14 December 2017

I owe Xu Fuguan an apology

Xu Fuguan 徐復觀

I’ve let it be known before that I’m slightly hostile to that group of scholars known as the New Confucians – the ones who promoted Confucian doctrines in the wake of the Republican revolution. A significant part of my distaste comes from the political fact that many of them were intimately tied to Jiang Jieshi’s Guomindang government, which was both corrupt and every bit as thuggish and dictatorial as the Communists. But, according to some of the reading I’ve been doing recently, the reality is far more complicated than that – and Chinese history during the Republican-warlordist era, the Sino-Japanese War and the Civil War was a remarkably messy time.

Xu Fuguan, for example, was highly sympathetic to socialism and approved many aspects of the CCP’s programme; however, he used these insights to provide Jiang Jieshi with intelligence on the CCP in the hope that the Guomindang could be reformed from within. Upon seeing that this hope had been misguided, it became a matter of deep and intense shame for him after his exile to Taiwan in 1949, and caused him to spend the rest of his career railing – with good cause – against KMT corruption, cronyism, looting and the cult of personality around Jiang; against the moral cowardice of China’s intelligentsia and its liberal élite (Hu Shi in particular); against the CCP’s abandonment of humaneness; and against American imperialism and support for anti-communist dictatorships in Asia. His socialist- and collectivist-leaning ‘democratic Confucian’ critique of the political situation actually sounds very much like Zhang Junmai’s (or my own, for that matter), and I was quite wrong to criticise him as I did. The fact that Xu Fuguan had precious little use for postmodern ‘art’ is equally endearing to me, I must admit.

Xu Fuguan’s later critique of the CCP (that the Great Proletarian Cultural Revolution essentially continued all the bad points of the feudalism of the ‘old society’ while continuing none of its good points) is also something I can get on board with, though I’m not entirely sanguine about where and how he casts the blame. His distaste for rural peasant leaders and their methods is understandable, but it doesn’t fit well with his general sympathy for the poor; it also doesn’t really accord with fact. The greatest damage done during the Cultural Revolution was in the big cities and in the old centres of culture, where the Red Guards attacked anything that smacked of the ‘Four Olds’. The rural effects of the Cultural Revolution, though by no means absent or harmless, were far more attenuated and less dramatic.

In short – Xu Fuguan was a far more complex and, to my mind now, more sympathetic character than I had originally thought. I was deeply unfair to him before, and I apologise for that. His thought parallels that of Zhang Junmai.

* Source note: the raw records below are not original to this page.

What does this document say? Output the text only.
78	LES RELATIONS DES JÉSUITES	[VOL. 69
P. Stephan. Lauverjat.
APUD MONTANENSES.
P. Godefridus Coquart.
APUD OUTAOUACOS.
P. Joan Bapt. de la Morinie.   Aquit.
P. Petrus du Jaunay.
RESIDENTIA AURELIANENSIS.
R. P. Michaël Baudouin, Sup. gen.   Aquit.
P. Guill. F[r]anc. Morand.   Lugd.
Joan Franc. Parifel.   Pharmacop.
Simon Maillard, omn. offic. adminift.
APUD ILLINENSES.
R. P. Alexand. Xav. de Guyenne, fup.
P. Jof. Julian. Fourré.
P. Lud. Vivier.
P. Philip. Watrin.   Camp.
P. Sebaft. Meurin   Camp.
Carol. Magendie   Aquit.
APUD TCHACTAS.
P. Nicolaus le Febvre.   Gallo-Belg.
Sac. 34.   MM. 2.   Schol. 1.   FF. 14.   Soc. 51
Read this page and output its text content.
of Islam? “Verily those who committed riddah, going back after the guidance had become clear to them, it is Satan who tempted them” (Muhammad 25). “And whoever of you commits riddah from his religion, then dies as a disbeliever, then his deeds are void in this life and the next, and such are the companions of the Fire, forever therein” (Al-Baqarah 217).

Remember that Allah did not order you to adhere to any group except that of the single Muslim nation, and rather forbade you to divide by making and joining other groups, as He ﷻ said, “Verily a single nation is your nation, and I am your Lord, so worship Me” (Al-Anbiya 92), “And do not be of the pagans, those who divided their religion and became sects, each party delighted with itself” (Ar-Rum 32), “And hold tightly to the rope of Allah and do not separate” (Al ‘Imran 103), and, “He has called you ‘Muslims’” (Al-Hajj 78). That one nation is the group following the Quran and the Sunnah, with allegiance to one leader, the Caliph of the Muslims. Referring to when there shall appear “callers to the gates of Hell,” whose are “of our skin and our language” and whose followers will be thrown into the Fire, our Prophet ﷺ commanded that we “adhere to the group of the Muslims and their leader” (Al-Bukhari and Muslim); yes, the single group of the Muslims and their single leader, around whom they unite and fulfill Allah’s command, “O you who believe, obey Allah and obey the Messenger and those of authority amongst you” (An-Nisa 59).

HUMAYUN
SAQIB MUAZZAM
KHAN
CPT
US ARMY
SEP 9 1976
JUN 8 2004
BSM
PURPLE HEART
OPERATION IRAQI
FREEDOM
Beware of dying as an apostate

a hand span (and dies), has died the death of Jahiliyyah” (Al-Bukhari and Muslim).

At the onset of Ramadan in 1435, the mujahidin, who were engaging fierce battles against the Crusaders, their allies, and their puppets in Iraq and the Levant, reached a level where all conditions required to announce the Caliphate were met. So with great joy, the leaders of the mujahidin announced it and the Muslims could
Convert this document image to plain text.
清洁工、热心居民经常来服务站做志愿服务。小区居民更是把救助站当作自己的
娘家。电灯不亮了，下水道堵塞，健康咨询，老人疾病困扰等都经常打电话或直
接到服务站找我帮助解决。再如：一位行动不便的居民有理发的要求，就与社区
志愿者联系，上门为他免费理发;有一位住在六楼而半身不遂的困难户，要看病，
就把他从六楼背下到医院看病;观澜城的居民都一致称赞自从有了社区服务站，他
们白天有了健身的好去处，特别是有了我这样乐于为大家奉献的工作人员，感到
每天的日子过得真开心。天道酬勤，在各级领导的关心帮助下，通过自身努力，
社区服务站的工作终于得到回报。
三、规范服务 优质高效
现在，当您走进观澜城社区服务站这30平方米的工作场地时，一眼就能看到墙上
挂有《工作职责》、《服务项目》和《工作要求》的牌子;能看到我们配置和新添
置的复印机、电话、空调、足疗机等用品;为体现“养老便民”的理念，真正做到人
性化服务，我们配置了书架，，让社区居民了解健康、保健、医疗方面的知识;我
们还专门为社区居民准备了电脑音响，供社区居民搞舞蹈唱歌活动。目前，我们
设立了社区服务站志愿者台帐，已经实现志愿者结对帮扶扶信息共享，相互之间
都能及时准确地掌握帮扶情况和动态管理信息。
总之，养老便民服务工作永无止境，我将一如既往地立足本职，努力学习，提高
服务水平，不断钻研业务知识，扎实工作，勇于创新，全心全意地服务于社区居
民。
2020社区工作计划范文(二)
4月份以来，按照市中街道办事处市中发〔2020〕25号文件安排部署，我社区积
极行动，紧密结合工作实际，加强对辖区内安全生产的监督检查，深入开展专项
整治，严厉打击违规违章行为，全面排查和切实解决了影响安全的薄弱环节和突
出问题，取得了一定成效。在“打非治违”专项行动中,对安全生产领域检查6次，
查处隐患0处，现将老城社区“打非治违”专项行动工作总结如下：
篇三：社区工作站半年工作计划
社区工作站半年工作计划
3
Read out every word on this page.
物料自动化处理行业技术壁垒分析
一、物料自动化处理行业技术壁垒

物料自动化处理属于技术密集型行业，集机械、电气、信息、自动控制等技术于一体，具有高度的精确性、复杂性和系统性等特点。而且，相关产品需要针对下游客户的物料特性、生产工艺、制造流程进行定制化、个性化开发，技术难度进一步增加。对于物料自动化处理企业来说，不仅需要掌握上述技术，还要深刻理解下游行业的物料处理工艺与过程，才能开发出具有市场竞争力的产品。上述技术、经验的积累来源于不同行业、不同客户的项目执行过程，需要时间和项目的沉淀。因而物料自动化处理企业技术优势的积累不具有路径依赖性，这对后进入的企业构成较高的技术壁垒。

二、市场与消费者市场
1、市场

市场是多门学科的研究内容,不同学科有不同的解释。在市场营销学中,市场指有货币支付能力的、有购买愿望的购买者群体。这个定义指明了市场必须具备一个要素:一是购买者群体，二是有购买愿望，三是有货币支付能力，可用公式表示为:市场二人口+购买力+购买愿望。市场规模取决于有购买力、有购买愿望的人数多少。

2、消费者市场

He didn’t cling to the lies of the Guomindang once he saw them for what they truly were, and I respect that deeply – nor was his early support for the CCP something that blinkered him either. I still think that the apolitical quietism of his colleagues and their tacit support for the Guomindang’s policies both on the mainland and on Taiwan is something reprehensible, but I’m now much more aware of the difficulties and complexities of the time.